To anyone: Do the horizontal wells have a set direction like north to south or south to north etc? A well head in sec 2 drilled into sec 35 and a well head in 35 drilled into sec 2. Could well heads in any other sections come into 35 besides from section 2? I don’t know sections are laid out. Thanks
Last check showed code 300 (oil) at a little over $100 for Feb. Code 200 was 3.72 and code 203 was 4.17 for December and Jan respectivley. Those codes have me confused.
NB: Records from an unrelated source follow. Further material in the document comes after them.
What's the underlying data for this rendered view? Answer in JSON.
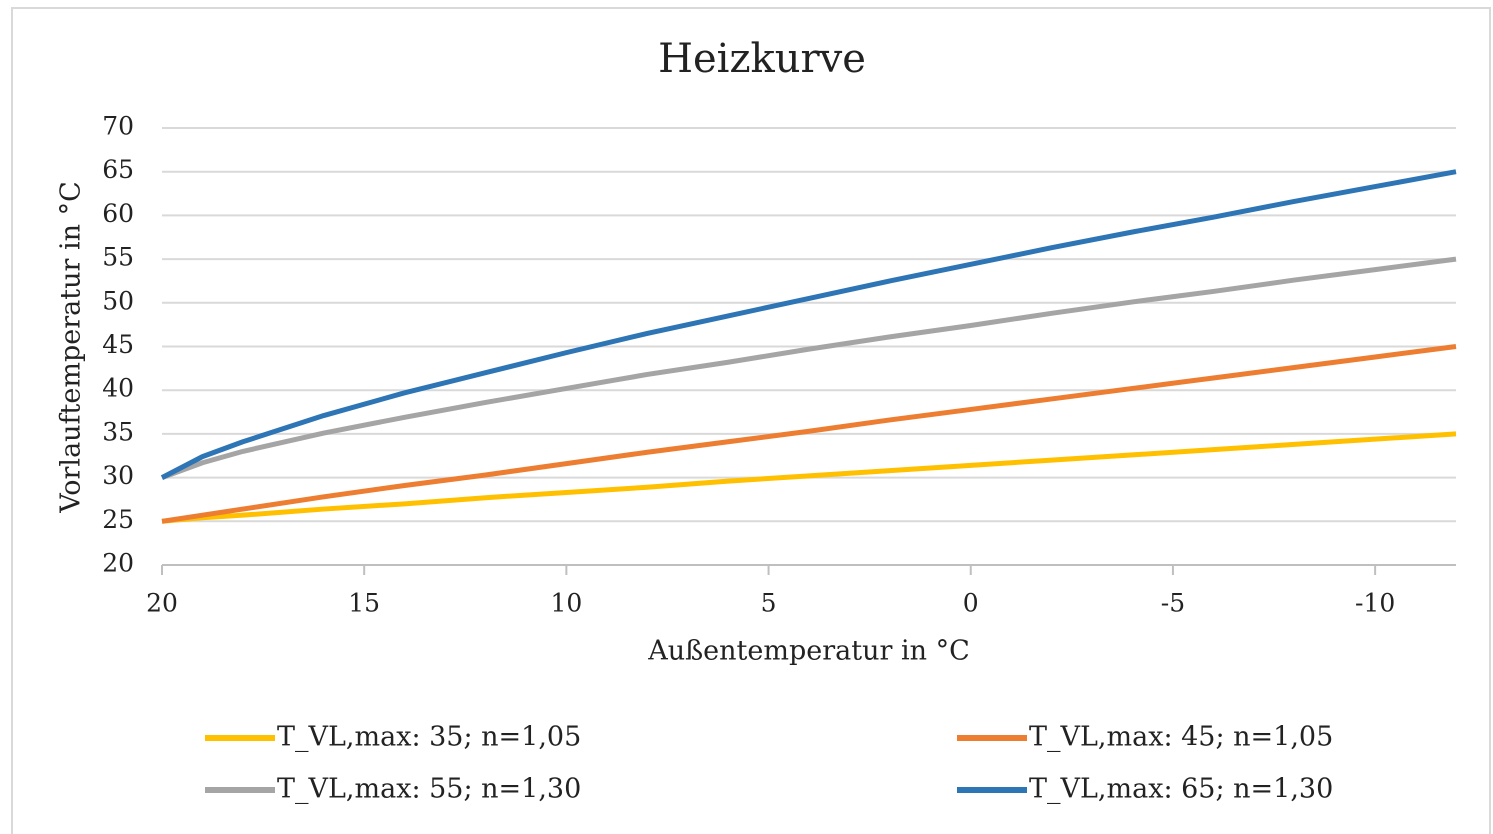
{
  "chart_data": {
    "type": "line",
    "title": "Heizkurve",
    "x_label": "Außentemperatur in °C",
    "y_label": "Vorlauftemperatur in °C",
    "x": [
      20,
      19,
      18,
      16,
      14,
      12,
      10,
      8,
      6,
      4,
      2,
      0,
      -2,
      -4,
      -6,
      -8,
      -10,
      -12
    ],
    "series": [
      {
        "name": "T_VL,max: 35; n=1,05",
        "color": "#FFC000",
        "values": [
          25,
          25.4,
          25.7,
          26.4,
          27.0,
          27.7,
          28.3,
          28.9,
          29.6,
          30.2,
          30.8,
          31.4,
          32.0,
          32.6,
          33.2,
          33.8,
          34.4,
          35
        ]
      },
      {
        "name": "T_VL,max: 45; n=1,05",
        "color": "#ED7D31",
        "values": [
          25,
          25.7,
          26.4,
          27.8,
          29.1,
          30.3,
          31.6,
          32.9,
          34.1,
          35.3,
          36.6,
          37.8,
          39.0,
          40.2,
          41.4,
          42.6,
          43.8,
          45
        ]
      },
      {
        "name": "T_VL,max: 55; n=1,30",
        "color": "#A5A5A5",
        "values": [
          30,
          31.7,
          33.0,
          35.1,
          36.9,
          38.6,
          40.2,
          41.8,
          43.2,
          44.7,
          46.1,
          47.4,
          48.8,
          50.1,
          51.3,
          52.6,
          53.8,
          55
        ]
      },
      {
        "name": "T_VL,max: 65; n=1,30",
        "color": "#2E75B6",
        "values": [
          30,
          32.4,
          34.1,
          37.1,
          39.7,
          42.0,
          44.3,
          46.5,
          48.5,
          50.5,
          52.5,
          54.4,
          56.3,
          58.1,
          59.8,
          61.6,
          63.3,
          65
        ]
      }
    ],
    "xlim": [
      20,
      -12
    ],
    "xticks": [
      20,
      15,
      10,
      5,
      0,
      -5,
      -10
    ],
    "ylim": [
      20,
      70
    ],
    "yticks": [
      20,
      25,
      30,
      35,
      40,
      45,
      50,
      55,
      60,
      65,
      70
    ],
    "grid": true,
    "legend": "bottom"
  }
}
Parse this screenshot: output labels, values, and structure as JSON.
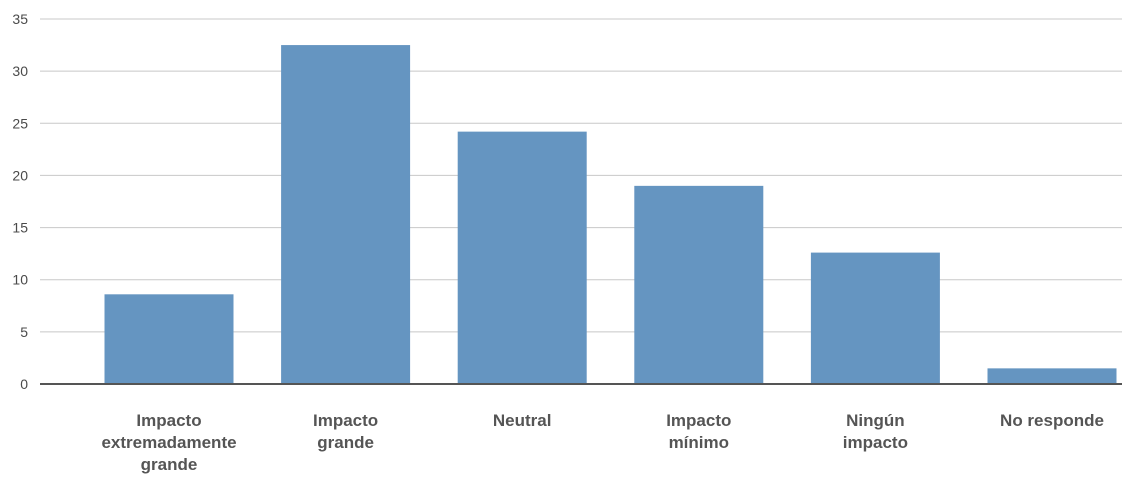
{
  "chart_data": {
    "type": "bar",
    "categories": [
      "Impacto extremadamente grande",
      "Impacto grande",
      "Neutral",
      "Impacto mínimo",
      "Ningún impacto",
      "No responde"
    ],
    "category_lines": [
      [
        "Impacto",
        "extremadamente",
        "grande"
      ],
      [
        "Impacto",
        "grande"
      ],
      [
        "Neutral"
      ],
      [
        "Impacto",
        "mínimo"
      ],
      [
        "Ningún",
        "impacto"
      ],
      [
        "No responde"
      ]
    ],
    "values": [
      8.6,
      32.5,
      24.2,
      19.0,
      12.6,
      1.5
    ],
    "yticks": [
      "0",
      "5",
      "10",
      "15",
      "20",
      "25",
      "30",
      "35"
    ],
    "ylim": [
      0,
      35
    ],
    "grid": true,
    "legend": "none",
    "colors": {
      "bar": "#6595c1",
      "grid": "#c8c8c8",
      "axis": "#555555"
    }
  }
}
On selling your rights… We have a good well, deffinitely not the best well but a good one. We are getting between 100.00 - 150.00 per acre after a year+ of production. If you had 10 acres and sold those rights for 4500.00 each you would recieve 45,000.00 right? That would be less than 3 years production from one well. They are planning to drill 8 wells in many of those sections. When you multiply those production numbers to 8x. Then they are paying you less than four months worth of production. I wouldnt sell for 10,000.00 per acre.
Francis, You are assuming that oil prices will remain the same. They will change over the next 10 years but who know which way. 3 years ago it was around $40 a barrel, 4 years ago $135. From the late 80s to early 2000s it was $20-$30. You really never know. I also have records on a few wells the were decent producers for about 2-4 years and then produced almost nothing for the next 4-5 before they were plugged. In some cases the well lost money for the investors.
On the other hand I’m seeing new interest in sections with plugged wells, dry holes, (or wells with very low production.) In many cases it has been 30-60 years since there has been any activity.